I made beef and gravy quesadillas with the left over roast and gravy. It is sort of a ritual we have to use leftover meat in a taco or quesadilla. They are cheap and a great disguise for those who are picky about leftovers
tortillas, two per person
Roast, cooked and shredded or chopped
Mixed cheddar and Monterey jack cheese blend, shredded
Heat a skillet over medium heat. Lay a tortilla in the pan. Add beef, cheese and a drizzle of gravy and top with another tortilla. Grill until the bottom has browned then flip. When down remove and slice into quarters.
There is nothing like roast with gravy and Yorkshire pudding. The smell of a roast cooking reminds me of my Grandmother Jepson. My grandparents lived a couple hours away in the once small agricultural town of Clewiston Florida.

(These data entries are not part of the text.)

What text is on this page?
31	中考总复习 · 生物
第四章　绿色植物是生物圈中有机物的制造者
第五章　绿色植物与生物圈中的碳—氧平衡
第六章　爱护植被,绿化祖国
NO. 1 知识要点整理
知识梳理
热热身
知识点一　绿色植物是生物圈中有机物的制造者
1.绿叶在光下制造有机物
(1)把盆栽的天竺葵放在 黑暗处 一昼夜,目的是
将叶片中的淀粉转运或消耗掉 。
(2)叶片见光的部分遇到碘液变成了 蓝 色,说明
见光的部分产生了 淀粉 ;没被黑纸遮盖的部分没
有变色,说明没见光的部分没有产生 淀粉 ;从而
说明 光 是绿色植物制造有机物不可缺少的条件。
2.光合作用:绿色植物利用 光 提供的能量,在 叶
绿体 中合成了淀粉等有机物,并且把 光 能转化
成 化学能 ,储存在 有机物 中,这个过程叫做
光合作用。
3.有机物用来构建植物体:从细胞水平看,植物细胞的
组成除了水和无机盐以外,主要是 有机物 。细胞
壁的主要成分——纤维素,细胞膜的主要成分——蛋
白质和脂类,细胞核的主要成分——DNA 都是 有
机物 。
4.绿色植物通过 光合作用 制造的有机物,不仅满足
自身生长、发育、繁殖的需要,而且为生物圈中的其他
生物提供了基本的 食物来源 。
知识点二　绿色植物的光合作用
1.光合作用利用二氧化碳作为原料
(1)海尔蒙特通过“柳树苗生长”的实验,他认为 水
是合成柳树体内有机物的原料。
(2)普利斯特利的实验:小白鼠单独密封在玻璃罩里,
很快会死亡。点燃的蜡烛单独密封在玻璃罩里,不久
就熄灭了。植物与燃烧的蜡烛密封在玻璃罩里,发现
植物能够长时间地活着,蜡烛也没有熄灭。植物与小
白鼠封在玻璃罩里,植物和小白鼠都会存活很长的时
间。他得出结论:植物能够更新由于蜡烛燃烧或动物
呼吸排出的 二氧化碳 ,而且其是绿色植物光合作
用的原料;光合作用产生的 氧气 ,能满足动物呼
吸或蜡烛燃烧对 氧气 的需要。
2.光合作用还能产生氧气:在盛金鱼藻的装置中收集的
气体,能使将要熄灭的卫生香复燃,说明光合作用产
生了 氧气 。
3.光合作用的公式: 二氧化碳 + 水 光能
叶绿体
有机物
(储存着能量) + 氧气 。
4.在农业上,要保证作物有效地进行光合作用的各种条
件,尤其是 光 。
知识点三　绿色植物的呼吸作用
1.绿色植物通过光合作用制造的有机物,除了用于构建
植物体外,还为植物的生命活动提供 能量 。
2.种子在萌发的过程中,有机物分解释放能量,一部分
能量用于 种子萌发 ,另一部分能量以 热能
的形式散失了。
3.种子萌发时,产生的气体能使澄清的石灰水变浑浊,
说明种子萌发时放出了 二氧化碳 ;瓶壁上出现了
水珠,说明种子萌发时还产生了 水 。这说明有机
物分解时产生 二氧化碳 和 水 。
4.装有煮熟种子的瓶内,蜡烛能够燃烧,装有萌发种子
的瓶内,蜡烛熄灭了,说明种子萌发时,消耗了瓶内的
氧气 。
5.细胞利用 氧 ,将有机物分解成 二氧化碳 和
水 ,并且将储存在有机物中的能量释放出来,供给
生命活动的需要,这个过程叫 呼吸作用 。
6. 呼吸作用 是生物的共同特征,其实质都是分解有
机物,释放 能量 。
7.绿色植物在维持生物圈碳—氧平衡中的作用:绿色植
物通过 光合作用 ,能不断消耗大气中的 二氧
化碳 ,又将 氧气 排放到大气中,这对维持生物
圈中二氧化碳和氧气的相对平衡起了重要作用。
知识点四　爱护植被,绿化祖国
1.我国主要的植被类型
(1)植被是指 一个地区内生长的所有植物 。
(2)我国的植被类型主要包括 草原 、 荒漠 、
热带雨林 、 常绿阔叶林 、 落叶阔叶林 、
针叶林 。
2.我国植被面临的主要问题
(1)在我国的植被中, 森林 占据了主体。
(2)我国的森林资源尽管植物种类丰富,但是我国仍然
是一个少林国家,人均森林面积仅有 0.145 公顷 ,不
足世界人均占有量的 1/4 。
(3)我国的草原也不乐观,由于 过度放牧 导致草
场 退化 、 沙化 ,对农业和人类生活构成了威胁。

We would usually make the trek around the Okeechobee Damn and through the fields to Granmother’s house on a lazy Sunday afternoon arriving to the smell of roast with potatoes and carrots. If dinner was not ready we would chase each other down the street to the park where a huge forest of trees grew beckoning us to climb them. They do not make parks like that anymore.
The first time I made a roast I became sentimental at the first whiff wiping away tears for those long lost years of yesterday. I can see my Granddad churning the crank on the ice cream maker. Remember my great grandmother Gram who lived in a small small cottage down the street; she taught me to sew and the enjoyment of rootbeer suds. There were the cows at Aunt Barbara’s house and the farm my dad’s mom resided at on the outskirts of town. I will never forget the fishing trips, trees to climb, the smell of my Grandad’s repair shop, the ice cream shop that was in the shape of a soft serve ice cream cone and the extended family who would converge together in the quaint 1000 square foot home to eat roast and listen to my Aunt Barbabra and Granddad serenade us on guitar. Through the years Gram’s house and the ice cream shop were torn down and those I love have moved on. But what is nice is the memories we keep and can enjoy for years every time I make roast.
This is a dry roast but if you want you can add some beef broth. In my next post I will talk about a yummy way to use the left over gravy and beef.
1 (3-pound) roast
3 garlic cloves, quartered, divided
Bring roast to room temperature (about 1-2 hours). Turn crock pot on high (or roast in a 450 degree oven).
Make several small slits in the roast and slide the garlic pieces into the openings (there will be extra garlic). Drizzle the roast with olive oil. Coat with seasoning.
Heat a pan to medium-high heat. Sear the roast on all sides, 2-3 minutes each side. Place meat in the crock pot; sprinkle the remaining garlic pieces around the roast. Cook for three hours or desired doneness, basting periodically.
I was always afraid of making gravy until I saw Chef Ramsey. He made it look so simple I decided to just give it a whirl.
1 cup beef broth
1 tbsp arrowroot or flour
Combine all the drippings, broth and flour in a saucepan. Bring to a boil; reduce heat and add roast. Simmer for 15 minutes.
Yorkshire pudding is just like a German pancake only baked in a muffin tin or cups designed especially for Yorkshire Pudding. In England they enjoy Yorkshire pudding with roast beef and gravy or they will eat them with gravy while they sip on tea. Here in American if you run out of gravy just sprinkle some powdered sugar and maple syrup for a quick dessert.
1 1/2 cup milk
1 cup flour
pinch of salt
Preheat oven to 475 degrees. Pour a 1/2 teaspoon of oil in each cup of a muffin tin. Place the muffin pan in the oven until the oil starts to smoke. Remove of oven and reduce heat to 350 degrees.
Meanwhile, mix the milk, flour, eggs and salt until smooth. Let sit until ready to use. (Batter may sit in a refrigerator oven night).
Fill muffin cups 1/3 full with batter. Bake at 350 degrees for 15-20 minutes.